The Elementary Teachers' Federation of Ontario held a press conference on Monday morning to announce the latest phase in their ongoing job action.
The union says that it will not hold any rotating strikes through March 6 and will instead ‘refocus its energies’ on putting pressure on members of the Doug Ford Progressive Conservative government.
They union says that if there is no agreement reached it will nonetheless move forward to the seventh phase of its job action campaign on March 9.
It remains unclear what that might entail, though ETFO President Sam Hammond told reporters on Monday that “everything is on the table,” including a full strike.
“We are putting the government on notice that if there is no agreement over the next two weeks elementary educators across Ontario will without hesitation initiate further strike actions," he said. “I hope I don't have to come back and talk about phase seven. I hope what happens is that we actually get back to the table and that we actually get a deal.”
As part of the latest phase in its job action campaign, ETFO members will be holding a coordinated picket outside of their schools for at least 20 minutes each week.
The work-to-rule campaign that has been ongoing since the end of November will also continue with the added caveat that members will no longer use their own money to pay for classroom and education-related expenses.
Finally, each member of ETFO will be required to send a letter to a MPP and Minister of Education Stephen Lecce “urging them to invest in public education” and participate in “online pickets” on Feb. 28 and March 6 where they will be asked to further promote the importance of investing in public education and provide specific examples of the effect that Ford government cuts will have on the classroom.
“Over the next two weeks our members are going to be in classes, students are going to be in classes and our members are going to refocus their energies, their engagement and their mobilization in a very different political way,” Hammond said.

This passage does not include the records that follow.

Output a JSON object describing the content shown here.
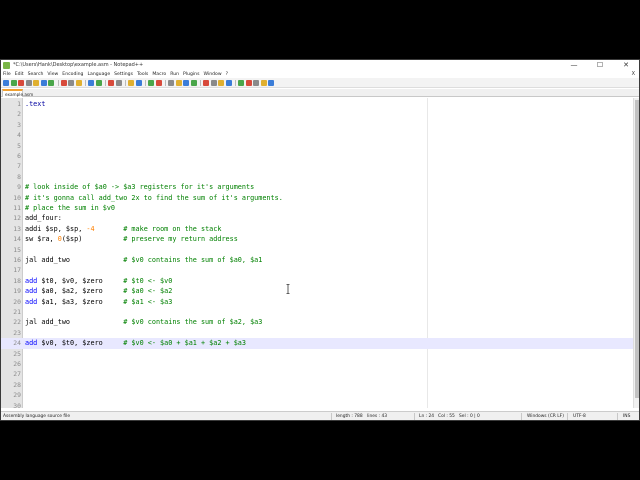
{
  "window": {
    "title": "*C:\\Users\\Hank\\Desktop\\example.asm - Notepad++",
    "min_glyph": "—",
    "max_glyph": "☐",
    "close_glyph": "✕"
  },
  "menu": {
    "items": [
      "File",
      "Edit",
      "Search",
      "View",
      "Encoding",
      "Language",
      "Settings",
      "Tools",
      "Macro",
      "Run",
      "Plugins",
      "Window",
      "?"
    ],
    "close_glyph": "X"
  },
  "toolbar": {
    "icons": [
      "new-file-icon",
      "open-file-icon",
      "save-icon",
      "save-all-icon",
      "close-icon",
      "close-all-icon",
      "print-icon",
      "cut-icon",
      "copy-icon",
      "paste-icon",
      "undo-icon",
      "redo-icon",
      "find-icon",
      "replace-icon",
      "zoom-in-icon",
      "zoom-out-icon",
      "sync-v-icon",
      "sync-h-icon",
      "wrap-icon",
      "all-chars-icon",
      "indent-guide-icon",
      "lang-icon",
      "doc-map-icon",
      "func-list-icon",
      "folder-icon",
      "monitor-icon",
      "record-icon",
      "stop-icon",
      "play-icon",
      "play-multi-icon",
      "save-macro-icon"
    ],
    "colors": {
      "blue": "#3b7dd8",
      "green": "#4aa64a",
      "red": "#d84a3b",
      "gray": "#8a8a8a",
      "yellow": "#e0b030"
    }
  },
  "tab": {
    "label": "example.asm"
  },
  "editor": {
    "current_line": 24,
    "lines": [
      {
        "n": "1",
        "segs": [
          {
            "t": ".text",
            "c": "dir"
          }
        ]
      },
      {
        "n": "2",
        "segs": []
      },
      {
        "n": "3",
        "segs": []
      },
      {
        "n": "4",
        "segs": []
      },
      {
        "n": "5",
        "segs": []
      },
      {
        "n": "6",
        "segs": []
      },
      {
        "n": "7",
        "segs": []
      },
      {
        "n": "8",
        "segs": []
      },
      {
        "n": "9",
        "segs": [
          {
            "t": "# look inside of $a0 -> $a3 registers for it's arguments",
            "c": "cmt"
          }
        ]
      },
      {
        "n": "10",
        "segs": [
          {
            "t": "# it's gonna call add_two 2x to find the sum of it's arguments.",
            "c": "cmt"
          }
        ]
      },
      {
        "n": "11",
        "segs": [
          {
            "t": "# place the sum in $v0",
            "c": "cmt"
          }
        ]
      },
      {
        "n": "12",
        "segs": [
          {
            "t": "add_four:",
            "c": ""
          }
        ]
      },
      {
        "n": "13",
        "segs": [
          {
            "t": "addi $sp, $sp, ",
            "c": ""
          },
          {
            "t": "-4",
            "c": "num"
          },
          {
            "t": "       ",
            "c": ""
          },
          {
            "t": "# make room on the stack",
            "c": "cmt"
          }
        ]
      },
      {
        "n": "14",
        "segs": [
          {
            "t": "sw $ra, ",
            "c": ""
          },
          {
            "t": "0",
            "c": "num"
          },
          {
            "t": "($sp)          ",
            "c": ""
          },
          {
            "t": "# preserve my return address",
            "c": "cmt"
          }
        ]
      },
      {
        "n": "15",
        "segs": []
      },
      {
        "n": "16",
        "segs": [
          {
            "t": "jal add_two             ",
            "c": ""
          },
          {
            "t": "# $v0 contains the sum of $a0, $a1",
            "c": "cmt"
          }
        ]
      },
      {
        "n": "17",
        "segs": []
      },
      {
        "n": "18",
        "segs": [
          {
            "t": "add",
            "c": "kw"
          },
          {
            "t": " $t0, $v0, $zero     ",
            "c": ""
          },
          {
            "t": "# $t0 <- $v0",
            "c": "cmt"
          }
        ]
      },
      {
        "n": "19",
        "segs": [
          {
            "t": "add",
            "c": "kw"
          },
          {
            "t": " $a0, $a2, $zero     ",
            "c": ""
          },
          {
            "t": "# $a0 <- $a2",
            "c": "cmt"
          }
        ]
      },
      {
        "n": "20",
        "segs": [
          {
            "t": "add",
            "c": "kw"
          },
          {
            "t": " $a1, $a3, $zero     ",
            "c": ""
          },
          {
            "t": "# $a1 <- $a3",
            "c": "cmt"
          }
        ]
      },
      {
        "n": "21",
        "segs": []
      },
      {
        "n": "22",
        "segs": [
          {
            "t": "jal add_two             ",
            "c": ""
          },
          {
            "t": "# $v0 contains the sum of $a2, $a3",
            "c": "cmt"
          }
        ]
      },
      {
        "n": "23",
        "segs": []
      },
      {
        "n": "24",
        "segs": [
          {
            "t": "add",
            "c": "kw"
          },
          {
            "t": " $v0, $t0, $zero     ",
            "c": ""
          },
          {
            "t": "# $v0 <- $a0 + $a1 + $a2 + $a3",
            "c": "cmt"
          }
        ]
      },
      {
        "n": "25",
        "segs": []
      },
      {
        "n": "26",
        "segs": []
      },
      {
        "n": "27",
        "segs": []
      },
      {
        "n": "28",
        "segs": []
      },
      {
        "n": "29",
        "segs": []
      },
      {
        "n": "30",
        "segs": []
      }
    ]
  },
  "status": {
    "filetype": "Assembly language source file",
    "length": "length : 788",
    "lines": "lines : 43",
    "ln": "Ln : 24",
    "col": "Col : 55",
    "sel": "Sel : 0 | 0",
    "eol": "Windows (CR LF)",
    "encoding": "UTF-8",
    "mode": "INS"
  }
}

ETFO has been holding rotating one-day strikes since mid-January, resulting in schools in dozens of boards across the province being shuttered each week.
Putting that form of job action on hold for now could be interpreted as a positive sign for negotiations with the province, especially in the wake of the union representing catholic board teachers calling off rotating strikes planned for this weekend amid what it characterized as ‘meaningful talks.”
Hammond, however, told reporters that his union has been given no assurances that putting full walkouts on hold will get them any closer to a deal.
“Quite frankly we have no communication with this government, with this minister, nor do any of the other teacher affiliates in the province,” he said.
ETFO is just one of four Ontario teachers’ unions currently engaged in some sort of labour action.
The main issues of contention in all four negotiations have revolved around increases to class sizes and the government’s insistence on limiting any pay increase to one per cent, which is below the rate of inflation.